The study, carried out by the Cheshire and Merseyside Health and Care Partnership, will look at the impact of Covid-19 and attitudes to the vaccine among people from black, Asian and minority ethnic backgrounds (BAME). ).
It follows an opinion poll by the Royal Society for Public Health (RSPH) that those from BAME backgrounds would be less likely to be vaccinated.
Dr Raj Kumar, GP and chair of the NHS Clinical Leaders Network, said: “In my career as a clinician and GP I have never met the mortality rates from a single infectious source as seen. me with Covid over the past nine months.
“We all know that it has a worse impact on members of the BAME community and there is a far more disproportionate number of deaths from this community.
“If there was a particular group of people who need to be targeted in getting 100% of the vaccine, it should be BAME groups.
“Ensuring that the outcomes of this learning and study are implemented effectively is absolutely essential and we need to take a focused approach.”
Dr Kumar said those from BAME backgrounds were less likely to have access to health services.
He told PA news agency: “We need to understand why. I know, as a GP there may be religious reasons because vaccines may contain animal products.
“But religious leaders have come out in support of developments and for these specific vaccines, animal products are not being used at all.

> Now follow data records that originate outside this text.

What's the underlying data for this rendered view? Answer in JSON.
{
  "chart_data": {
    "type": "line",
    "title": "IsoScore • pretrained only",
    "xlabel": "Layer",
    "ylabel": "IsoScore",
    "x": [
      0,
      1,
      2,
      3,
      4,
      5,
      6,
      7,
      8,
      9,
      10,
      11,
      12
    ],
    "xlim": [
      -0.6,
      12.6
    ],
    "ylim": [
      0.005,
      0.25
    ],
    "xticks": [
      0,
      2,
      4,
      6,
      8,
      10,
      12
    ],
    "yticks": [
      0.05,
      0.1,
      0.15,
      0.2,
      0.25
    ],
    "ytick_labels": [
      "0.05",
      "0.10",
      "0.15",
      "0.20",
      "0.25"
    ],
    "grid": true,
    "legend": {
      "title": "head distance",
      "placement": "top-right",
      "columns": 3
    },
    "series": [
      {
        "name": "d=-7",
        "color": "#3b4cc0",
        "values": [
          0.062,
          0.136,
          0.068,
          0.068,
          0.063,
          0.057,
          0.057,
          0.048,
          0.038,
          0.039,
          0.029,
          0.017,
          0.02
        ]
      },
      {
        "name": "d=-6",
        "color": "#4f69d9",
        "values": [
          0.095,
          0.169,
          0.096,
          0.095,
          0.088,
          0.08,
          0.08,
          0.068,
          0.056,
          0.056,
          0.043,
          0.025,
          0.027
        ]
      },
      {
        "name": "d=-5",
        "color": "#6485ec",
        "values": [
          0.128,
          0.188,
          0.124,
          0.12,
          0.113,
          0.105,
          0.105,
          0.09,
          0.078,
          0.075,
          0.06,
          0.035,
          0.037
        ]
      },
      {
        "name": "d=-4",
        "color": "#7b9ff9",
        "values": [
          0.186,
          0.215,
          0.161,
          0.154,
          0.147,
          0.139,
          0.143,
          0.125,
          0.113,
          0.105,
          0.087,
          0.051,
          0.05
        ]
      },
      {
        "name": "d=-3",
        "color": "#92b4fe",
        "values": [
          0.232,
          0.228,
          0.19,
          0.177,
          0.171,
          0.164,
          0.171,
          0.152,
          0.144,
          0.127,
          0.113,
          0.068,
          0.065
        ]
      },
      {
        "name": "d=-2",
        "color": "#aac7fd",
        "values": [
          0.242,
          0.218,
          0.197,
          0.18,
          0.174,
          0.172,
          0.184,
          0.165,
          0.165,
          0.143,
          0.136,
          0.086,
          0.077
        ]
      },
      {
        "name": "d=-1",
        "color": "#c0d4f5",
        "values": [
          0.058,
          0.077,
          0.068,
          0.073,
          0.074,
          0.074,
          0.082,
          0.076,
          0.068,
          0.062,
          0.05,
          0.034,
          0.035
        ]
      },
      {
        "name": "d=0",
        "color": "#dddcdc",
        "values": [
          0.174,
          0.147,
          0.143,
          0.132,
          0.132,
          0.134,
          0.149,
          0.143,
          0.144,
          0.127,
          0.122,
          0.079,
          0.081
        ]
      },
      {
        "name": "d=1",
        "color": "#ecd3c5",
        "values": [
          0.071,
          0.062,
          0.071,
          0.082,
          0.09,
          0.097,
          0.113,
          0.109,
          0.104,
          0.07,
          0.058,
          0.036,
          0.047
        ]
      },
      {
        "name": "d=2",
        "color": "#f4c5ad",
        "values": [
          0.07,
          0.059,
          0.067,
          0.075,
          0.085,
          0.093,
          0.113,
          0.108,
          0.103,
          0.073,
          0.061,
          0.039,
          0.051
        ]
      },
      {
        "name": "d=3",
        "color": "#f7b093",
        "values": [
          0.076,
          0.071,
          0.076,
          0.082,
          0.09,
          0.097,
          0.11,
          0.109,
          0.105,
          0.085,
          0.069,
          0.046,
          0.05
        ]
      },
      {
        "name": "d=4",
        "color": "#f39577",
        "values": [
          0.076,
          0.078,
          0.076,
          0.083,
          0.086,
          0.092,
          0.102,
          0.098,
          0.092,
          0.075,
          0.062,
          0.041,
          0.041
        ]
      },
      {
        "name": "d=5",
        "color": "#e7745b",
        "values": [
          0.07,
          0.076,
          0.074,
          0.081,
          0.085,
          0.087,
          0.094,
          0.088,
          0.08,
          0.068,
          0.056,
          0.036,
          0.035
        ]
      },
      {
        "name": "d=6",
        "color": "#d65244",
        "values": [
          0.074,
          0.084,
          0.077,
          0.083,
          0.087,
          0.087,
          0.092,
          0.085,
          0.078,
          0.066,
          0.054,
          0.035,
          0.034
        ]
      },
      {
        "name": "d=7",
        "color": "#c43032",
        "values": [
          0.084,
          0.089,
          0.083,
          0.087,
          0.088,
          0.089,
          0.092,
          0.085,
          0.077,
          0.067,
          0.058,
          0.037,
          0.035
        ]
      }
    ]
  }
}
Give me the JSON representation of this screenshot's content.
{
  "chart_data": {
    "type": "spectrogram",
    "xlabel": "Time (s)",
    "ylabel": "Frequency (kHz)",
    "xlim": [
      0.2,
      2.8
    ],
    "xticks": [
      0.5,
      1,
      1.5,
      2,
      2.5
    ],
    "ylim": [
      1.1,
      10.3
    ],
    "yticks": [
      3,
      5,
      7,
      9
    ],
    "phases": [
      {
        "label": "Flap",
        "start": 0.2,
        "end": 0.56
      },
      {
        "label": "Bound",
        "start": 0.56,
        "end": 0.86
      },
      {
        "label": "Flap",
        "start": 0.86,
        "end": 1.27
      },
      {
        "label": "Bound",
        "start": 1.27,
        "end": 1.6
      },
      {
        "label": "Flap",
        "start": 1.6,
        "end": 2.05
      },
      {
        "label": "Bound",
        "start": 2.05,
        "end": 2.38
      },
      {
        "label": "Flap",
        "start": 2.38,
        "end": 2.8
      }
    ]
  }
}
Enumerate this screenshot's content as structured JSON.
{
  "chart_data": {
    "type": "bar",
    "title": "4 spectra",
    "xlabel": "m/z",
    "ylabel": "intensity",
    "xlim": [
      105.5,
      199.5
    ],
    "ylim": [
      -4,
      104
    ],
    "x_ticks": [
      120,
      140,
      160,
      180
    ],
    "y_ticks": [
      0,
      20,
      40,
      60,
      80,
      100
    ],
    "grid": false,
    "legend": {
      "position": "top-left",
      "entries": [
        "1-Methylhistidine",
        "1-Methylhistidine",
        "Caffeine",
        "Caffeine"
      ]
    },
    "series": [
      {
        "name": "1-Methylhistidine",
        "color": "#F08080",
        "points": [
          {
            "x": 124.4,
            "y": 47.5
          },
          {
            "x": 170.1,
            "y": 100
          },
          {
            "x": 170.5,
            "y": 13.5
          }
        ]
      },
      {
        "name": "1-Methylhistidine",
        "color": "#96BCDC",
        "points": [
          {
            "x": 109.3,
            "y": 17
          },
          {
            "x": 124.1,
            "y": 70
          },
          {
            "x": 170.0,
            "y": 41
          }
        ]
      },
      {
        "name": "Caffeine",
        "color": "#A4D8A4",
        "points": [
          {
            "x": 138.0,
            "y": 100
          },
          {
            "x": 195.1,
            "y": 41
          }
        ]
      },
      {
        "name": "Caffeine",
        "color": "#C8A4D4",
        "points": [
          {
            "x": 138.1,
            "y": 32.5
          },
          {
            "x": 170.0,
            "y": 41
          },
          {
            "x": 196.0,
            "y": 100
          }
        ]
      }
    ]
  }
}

“We have already seen, in some parts of the country, leaders from mosques and temples say ‘this vaccine is very important for you to have, nothing in our religion says you should not have it’.
“If we have leaders in all those local areas delivering the same message I think we can deal with the percentage of people who say they are still unsure. ”
He said healthcare professionals had a “key role” in dealing with issues.
The research aims to gain a deeper understanding of the experiences of ethnic groups during the pandemic, as well as attitudes towards vaccines, to ensure that communication and services are tailored to them.
Edna Boampong, deputy director of communications and partnership at Cheshire and Merseyside Care and Care Partnership, said: “When Covid first came up with it it highlighted the inequalities that exist across Cheshire and Merseyside.
“We recognized that the inequality gap was beginning to widen for people from BAME communities and seemed to be having a significant impact. ”
Dr Linda Charles-Ozuzu, regional commissioning director for NHS England and NHS Development, said: “We recognize that the risk of death from Covid-19 is higher in black, Asian and minority ethnic groups compared to white ethnic groups.
“We are urging everyone in these communities to take part in our inquiry to help the NHS understand perceptions and feelings about the virus and the vaccination program.”